Sevgili Güngör hocamızı kaybettik. Geçen yıl bu zamanlarda bir başka hocamızı, Şükrü Kızılot hocamızı kaybetmiştik. Her iki hocam da nurlar içinde, huzur içinde uyusunlar.
Güngör hocamı Cnbc-e ve NTV yayınları için geldiğim İstanbul’da tanımıştım. İlk günlerin çekingenliği içerisinde yayınlara çıkıyordum. Bana ilk destek Güngör hocadan gelmişti. Heyecanlandığımı anladığı için “Evlat rahat ol, bildiklerini anlat, bilmediğin hiç bir konuya girme” demişti.
Yıllar içerisinde televizyon kanalımızda sürekli sohbet etmeye başlamıştık. Çarşamba sabahları kanala girdiğimde ilk gördüğüm kişilerden biriydi. O yaşta işini müthiş bir ciddiyet içerisinde yapardı. Gündemde önemli bir gelişme olmuşsa, bana döner, “Ankara’da ne oluyor, hava nasıl oralarda” diye sorar, aslında benim düşüncelerimi öğrenmek isterdi. Yılların hocasının beni dinlemesi, fikrimi sorması beni çok şaşırtırdı. Çok mutlu olurdum.
Müthiş bir araştırmacı
En önemli özelliklerinden birisi de muazzam bir araştırmacı olmasıydı. Benim konularım ilgisini çok çektiği için ne zaman aklına bir şey gelse muhakkak telefonla beni bulur, “Evlat şu konuyu bir araştır, bir şeyler yaz” derdi. Ben de heyecanla cevap vermeye çalışırdım. Oysa ki Güngör hoca benden önce çalışmaya başlamış olurdu. Bulduklarımı kendisine ilettiğimde hocanın çoktan konuya hakim olduğunu anlardım.

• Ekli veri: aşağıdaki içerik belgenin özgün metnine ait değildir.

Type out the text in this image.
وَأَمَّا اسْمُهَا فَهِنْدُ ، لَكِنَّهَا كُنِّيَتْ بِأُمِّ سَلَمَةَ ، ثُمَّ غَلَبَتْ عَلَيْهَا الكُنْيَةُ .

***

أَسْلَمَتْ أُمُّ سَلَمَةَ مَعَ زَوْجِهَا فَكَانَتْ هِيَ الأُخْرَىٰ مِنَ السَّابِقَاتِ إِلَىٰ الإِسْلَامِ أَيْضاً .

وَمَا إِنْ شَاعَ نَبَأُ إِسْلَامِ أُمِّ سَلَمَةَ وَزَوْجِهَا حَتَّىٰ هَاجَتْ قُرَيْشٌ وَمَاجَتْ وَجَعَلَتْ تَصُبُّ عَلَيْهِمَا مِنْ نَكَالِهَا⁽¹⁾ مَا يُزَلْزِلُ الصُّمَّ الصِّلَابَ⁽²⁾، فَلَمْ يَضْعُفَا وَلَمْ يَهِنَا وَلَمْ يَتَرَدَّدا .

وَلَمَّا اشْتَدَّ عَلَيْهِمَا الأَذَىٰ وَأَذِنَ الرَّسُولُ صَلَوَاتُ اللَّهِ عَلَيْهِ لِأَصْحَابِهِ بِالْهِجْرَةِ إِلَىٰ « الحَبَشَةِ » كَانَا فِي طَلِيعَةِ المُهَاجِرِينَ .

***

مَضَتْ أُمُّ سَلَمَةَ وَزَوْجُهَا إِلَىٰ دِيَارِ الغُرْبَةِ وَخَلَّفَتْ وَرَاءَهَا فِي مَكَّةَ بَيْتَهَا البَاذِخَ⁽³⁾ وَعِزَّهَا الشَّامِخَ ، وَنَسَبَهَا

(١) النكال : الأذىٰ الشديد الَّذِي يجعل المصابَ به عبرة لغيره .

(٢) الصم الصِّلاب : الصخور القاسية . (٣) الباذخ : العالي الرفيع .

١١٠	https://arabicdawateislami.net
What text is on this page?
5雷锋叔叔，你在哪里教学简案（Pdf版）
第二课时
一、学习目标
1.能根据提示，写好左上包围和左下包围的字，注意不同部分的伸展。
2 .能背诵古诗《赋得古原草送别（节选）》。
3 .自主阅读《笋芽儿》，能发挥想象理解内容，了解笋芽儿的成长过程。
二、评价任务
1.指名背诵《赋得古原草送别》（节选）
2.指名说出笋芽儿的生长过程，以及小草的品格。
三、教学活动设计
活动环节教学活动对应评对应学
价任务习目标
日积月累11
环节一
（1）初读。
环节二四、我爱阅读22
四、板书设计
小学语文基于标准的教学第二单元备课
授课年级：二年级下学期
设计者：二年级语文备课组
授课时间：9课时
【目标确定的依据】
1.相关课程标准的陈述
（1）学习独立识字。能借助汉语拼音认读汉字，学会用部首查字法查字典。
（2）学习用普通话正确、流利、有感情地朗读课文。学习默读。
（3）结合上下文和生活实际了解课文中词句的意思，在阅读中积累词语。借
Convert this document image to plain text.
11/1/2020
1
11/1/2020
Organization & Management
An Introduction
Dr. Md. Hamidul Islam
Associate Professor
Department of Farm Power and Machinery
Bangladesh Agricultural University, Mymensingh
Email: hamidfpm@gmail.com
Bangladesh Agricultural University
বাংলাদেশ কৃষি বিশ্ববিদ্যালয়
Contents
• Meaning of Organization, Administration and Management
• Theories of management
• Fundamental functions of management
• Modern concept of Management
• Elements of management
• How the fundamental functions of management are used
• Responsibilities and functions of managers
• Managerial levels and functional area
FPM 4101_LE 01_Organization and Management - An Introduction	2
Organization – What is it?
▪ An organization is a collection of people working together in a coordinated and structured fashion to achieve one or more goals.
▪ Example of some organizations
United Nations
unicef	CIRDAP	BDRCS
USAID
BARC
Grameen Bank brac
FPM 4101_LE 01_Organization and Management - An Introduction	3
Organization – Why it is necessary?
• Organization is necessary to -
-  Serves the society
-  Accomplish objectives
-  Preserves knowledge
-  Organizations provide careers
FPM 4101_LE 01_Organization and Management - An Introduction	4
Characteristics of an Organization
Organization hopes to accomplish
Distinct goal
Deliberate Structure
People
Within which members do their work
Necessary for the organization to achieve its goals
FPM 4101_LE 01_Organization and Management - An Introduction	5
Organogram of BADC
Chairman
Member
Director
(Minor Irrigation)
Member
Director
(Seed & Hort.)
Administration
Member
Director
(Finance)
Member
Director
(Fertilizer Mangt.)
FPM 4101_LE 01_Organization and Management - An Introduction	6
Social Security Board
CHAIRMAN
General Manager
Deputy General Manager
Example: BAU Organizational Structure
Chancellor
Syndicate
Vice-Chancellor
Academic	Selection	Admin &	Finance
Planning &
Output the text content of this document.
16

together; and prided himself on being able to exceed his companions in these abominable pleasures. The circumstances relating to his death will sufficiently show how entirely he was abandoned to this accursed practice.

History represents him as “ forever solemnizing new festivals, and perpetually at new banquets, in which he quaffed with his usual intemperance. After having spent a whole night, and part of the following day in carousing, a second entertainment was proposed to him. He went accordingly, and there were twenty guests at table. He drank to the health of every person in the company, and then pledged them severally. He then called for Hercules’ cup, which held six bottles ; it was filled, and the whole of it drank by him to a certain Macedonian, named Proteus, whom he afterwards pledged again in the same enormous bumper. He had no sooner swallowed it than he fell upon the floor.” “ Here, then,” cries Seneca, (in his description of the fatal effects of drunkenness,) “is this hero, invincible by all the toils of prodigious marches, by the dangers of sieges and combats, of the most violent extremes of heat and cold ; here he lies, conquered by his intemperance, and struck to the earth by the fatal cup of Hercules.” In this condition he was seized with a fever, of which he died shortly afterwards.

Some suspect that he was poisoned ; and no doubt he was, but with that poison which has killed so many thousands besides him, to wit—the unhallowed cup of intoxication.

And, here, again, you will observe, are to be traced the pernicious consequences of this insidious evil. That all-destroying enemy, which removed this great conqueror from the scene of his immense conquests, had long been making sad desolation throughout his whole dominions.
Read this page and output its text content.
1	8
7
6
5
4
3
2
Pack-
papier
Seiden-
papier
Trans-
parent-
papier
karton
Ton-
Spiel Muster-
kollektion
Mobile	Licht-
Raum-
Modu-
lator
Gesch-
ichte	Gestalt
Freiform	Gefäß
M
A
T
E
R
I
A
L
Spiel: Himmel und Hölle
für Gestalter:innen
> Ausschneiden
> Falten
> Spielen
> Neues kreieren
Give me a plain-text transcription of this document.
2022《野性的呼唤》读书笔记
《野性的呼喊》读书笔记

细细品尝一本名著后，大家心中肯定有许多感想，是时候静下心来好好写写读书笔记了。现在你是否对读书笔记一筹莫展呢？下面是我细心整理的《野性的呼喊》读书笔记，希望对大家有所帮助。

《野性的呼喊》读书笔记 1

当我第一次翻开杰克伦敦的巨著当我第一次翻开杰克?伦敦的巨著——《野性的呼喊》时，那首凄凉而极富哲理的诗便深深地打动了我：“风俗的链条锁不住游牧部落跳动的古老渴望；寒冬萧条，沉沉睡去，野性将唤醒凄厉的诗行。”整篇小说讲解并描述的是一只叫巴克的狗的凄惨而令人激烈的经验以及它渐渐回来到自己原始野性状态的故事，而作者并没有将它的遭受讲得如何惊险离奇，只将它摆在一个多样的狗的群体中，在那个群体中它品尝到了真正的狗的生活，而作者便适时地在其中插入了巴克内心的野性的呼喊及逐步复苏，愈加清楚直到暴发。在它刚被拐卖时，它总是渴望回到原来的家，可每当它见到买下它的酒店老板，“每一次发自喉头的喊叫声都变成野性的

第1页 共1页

Milliyet’teki yazılarımı çok iyi takip ettiğini biliyorum. Ayşe Teyzenin emekliliği, sağlıktan nasıl yararlanacağı, işsiz oğlanın nasıl iş bulacağı konularını hep gündemde tutmak isterdi. Bu konuları sıklıkla yazmam için teşvik ederdi. Bir de en çok merak ettiği emekli aylıklarıydı. Ben de hocaya, “Hocam sizin aylık doğru bağlanmış” diye takılırdım. Hoca da bana döner, “Evlat benim arkadaşlarım merak ediyor, yaz bu konuları” derdi.
Halkın içinden geldi
Hem Şükrü hocayı, hem de Güngör hocayı halkımız çok sevdi. Çünkü her ikisi de halkın içinden gelerek hoca olmuşlar, tanınmışlar, mevki sahibi olmuşlardı. Ancak hep vatandaşın sorunlarına çare bulmak için çaba sarf etmişler, hep mütevazı olmuşlar, hep halkın dilinden anlamışlar ve konuşmuşlardı. İşte başarıları da hep bu nedenle büyük oldu.
Sevgili Güngör hocam eserlerinle yaşayacaksın, huzur içinde uyu.